The Beginner’s Guide to Sharpening Your Knife

Hey I’m going to give you a couple tips on how to sharpen your knife. I know a lot of people avoid doing, they think they’re going to mess up the blade, but it’s actually pretty hard to mess up the blade if you’re paying attention.

The things you’ll need to start, a stone obviously. I’d prefer a fine stone, but I’m generally pretty easy on my knives and it doesn’t take much to sharpen. If you’re knife has a lot of burrs and flat spots or you have a really hard knife steel, you’re going to want something a little coarser to start. Then besides the stone just a piece of leather. I actually prefer just a thick piece of leather set on the table and you can use that like a strop or you can go out and get an actual strop. I use it the same way by setting it down so I have more control over it.

Hopefully this will give you the skills you need to avoid the edge of a knife that’s run through a carbide sharpener. I’m constantly telling people not to run their nice knives through it because it will ruin them. It takes off more material than it needs to and I’ve honestly never been impressed with an edge that’s been run through them.

So from the factory I know this knife has a 15 to 22 degree angle and that’s common. That’s going to cover basically all your folders and most your fix blades unless the company puts a different angle on it for a special purpose. Now my recommendation is stick to about 22.5. That standard enough where it’s going to sharpen your knife and it won’t change the angle too bad, if at all. So to find a 22.5 degree angle you just need a piece of paper. I use standard computer paper and lay it down. I fold it corner to corner to give me a 45 degree angle. I then fold that again to give me a 22.5 degree angle. This makes a great reference for most folders and most fix blades. We’re gonna take your stone set it down and take your piece of paper and then take your knife and slide it down and remove the paper. Now that’s going to give you angle you should be running over the stone. If you find yourself wavering and forgetting how you should be holding your knife bring it back in and remind yourself of the angle. You’ll find after a few times that you can put the knife down by memory. From there you want to run the blade up the stone at that angle. An even number of times per side. Now you want to check your progress after couple sets make sure you’re keeping the angle of the knife and that you’re actually sharpening at. I use blades that have a harder steel so it’s going to take a lot more passes to get it sharp if your blade is softer you’re going to notice you can remove a lot of material with just a single pass, but it’s a lot easier to make mistakes so you want to be careful of that. If you notice when you check your blade that it kind of feels rough and has a bit of micro scratches, don’t worry about that, that’s what the leather is for.
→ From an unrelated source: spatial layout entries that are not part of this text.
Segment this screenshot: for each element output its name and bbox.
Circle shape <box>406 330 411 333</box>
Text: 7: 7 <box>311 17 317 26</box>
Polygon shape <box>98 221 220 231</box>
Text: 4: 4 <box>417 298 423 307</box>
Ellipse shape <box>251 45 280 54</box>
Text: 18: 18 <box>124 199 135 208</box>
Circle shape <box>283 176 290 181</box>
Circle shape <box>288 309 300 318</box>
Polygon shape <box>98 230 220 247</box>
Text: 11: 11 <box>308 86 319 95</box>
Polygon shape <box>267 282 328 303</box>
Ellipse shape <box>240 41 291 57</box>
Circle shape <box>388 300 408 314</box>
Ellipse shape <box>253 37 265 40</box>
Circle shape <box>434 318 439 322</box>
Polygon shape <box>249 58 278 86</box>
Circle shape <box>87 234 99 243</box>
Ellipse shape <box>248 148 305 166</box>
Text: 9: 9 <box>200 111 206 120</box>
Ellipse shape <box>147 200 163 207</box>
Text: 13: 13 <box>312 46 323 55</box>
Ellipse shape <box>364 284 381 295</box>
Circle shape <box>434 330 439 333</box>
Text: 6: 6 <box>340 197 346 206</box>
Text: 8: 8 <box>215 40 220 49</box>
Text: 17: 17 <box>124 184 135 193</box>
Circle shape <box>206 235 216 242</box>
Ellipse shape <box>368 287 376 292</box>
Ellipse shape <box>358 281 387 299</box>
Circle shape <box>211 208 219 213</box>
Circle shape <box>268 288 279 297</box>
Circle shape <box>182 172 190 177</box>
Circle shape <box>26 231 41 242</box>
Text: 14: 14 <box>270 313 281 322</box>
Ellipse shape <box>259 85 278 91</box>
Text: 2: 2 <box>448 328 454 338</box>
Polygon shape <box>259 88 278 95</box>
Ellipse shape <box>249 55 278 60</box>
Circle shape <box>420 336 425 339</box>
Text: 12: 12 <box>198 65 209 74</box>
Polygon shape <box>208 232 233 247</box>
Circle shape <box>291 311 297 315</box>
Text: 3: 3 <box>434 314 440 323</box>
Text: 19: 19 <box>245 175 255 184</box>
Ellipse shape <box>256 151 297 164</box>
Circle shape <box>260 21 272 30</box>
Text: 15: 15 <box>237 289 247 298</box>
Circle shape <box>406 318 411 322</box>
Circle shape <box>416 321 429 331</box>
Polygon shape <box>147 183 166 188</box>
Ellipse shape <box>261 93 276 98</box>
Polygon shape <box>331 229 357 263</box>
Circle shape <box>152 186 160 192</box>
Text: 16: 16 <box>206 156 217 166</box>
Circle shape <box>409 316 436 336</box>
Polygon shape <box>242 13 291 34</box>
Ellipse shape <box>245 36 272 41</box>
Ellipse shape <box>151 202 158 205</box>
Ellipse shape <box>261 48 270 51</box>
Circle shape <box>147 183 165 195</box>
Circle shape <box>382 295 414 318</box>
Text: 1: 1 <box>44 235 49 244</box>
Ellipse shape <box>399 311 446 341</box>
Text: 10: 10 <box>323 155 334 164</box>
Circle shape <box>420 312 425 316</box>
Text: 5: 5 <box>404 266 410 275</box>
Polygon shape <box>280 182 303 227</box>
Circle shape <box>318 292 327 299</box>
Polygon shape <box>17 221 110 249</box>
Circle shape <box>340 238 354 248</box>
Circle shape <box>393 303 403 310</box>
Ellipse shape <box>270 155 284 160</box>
Now after a few passes if you notice that you have problem areas, flat spots that aren’t coming out, you’re going to want to take it with a rougher stone and just work that area until it’s fixed and then go back to a fine stone. Now once you’re satisfied with the edge there’s no burrs or flat spots and it’s reasonably sharp you can move on to the leather. If you have a strop I recommend you put it on the table so it doesn’t move. If you hang u it by the hook on the end I find that sometimes it flexes and it can round off the edge of your knife. If you have a just a normal piece of leather you want to put it on the table and use it like the stone. Now to find the angle you need you’re going to rest your knife on the leather look closely and rock it just until the edge touches and that’s the angle you’re going to use for each pass. One common mistake I find with stropping is that they’ll go through the pass and at the end of the stroke they round up the knife and that’s generally a sign that you’re moving too fast and you should slow down and remember to stay consistent throughout the whole pass. It may not feel like it, but leather is pretty abrasive and it can ruin the edge of your knife and you’ll have to start all over. So you’re going to find the angle and then treat it like the stone doing an even number of passes per side. This is only polishing it so it’s going to take a little bit longer than the stone, but using leather like this is how you achieve shape sharpness. So once you’re done with the strip your knife should be quite sharp, as sharp as it was from the factory.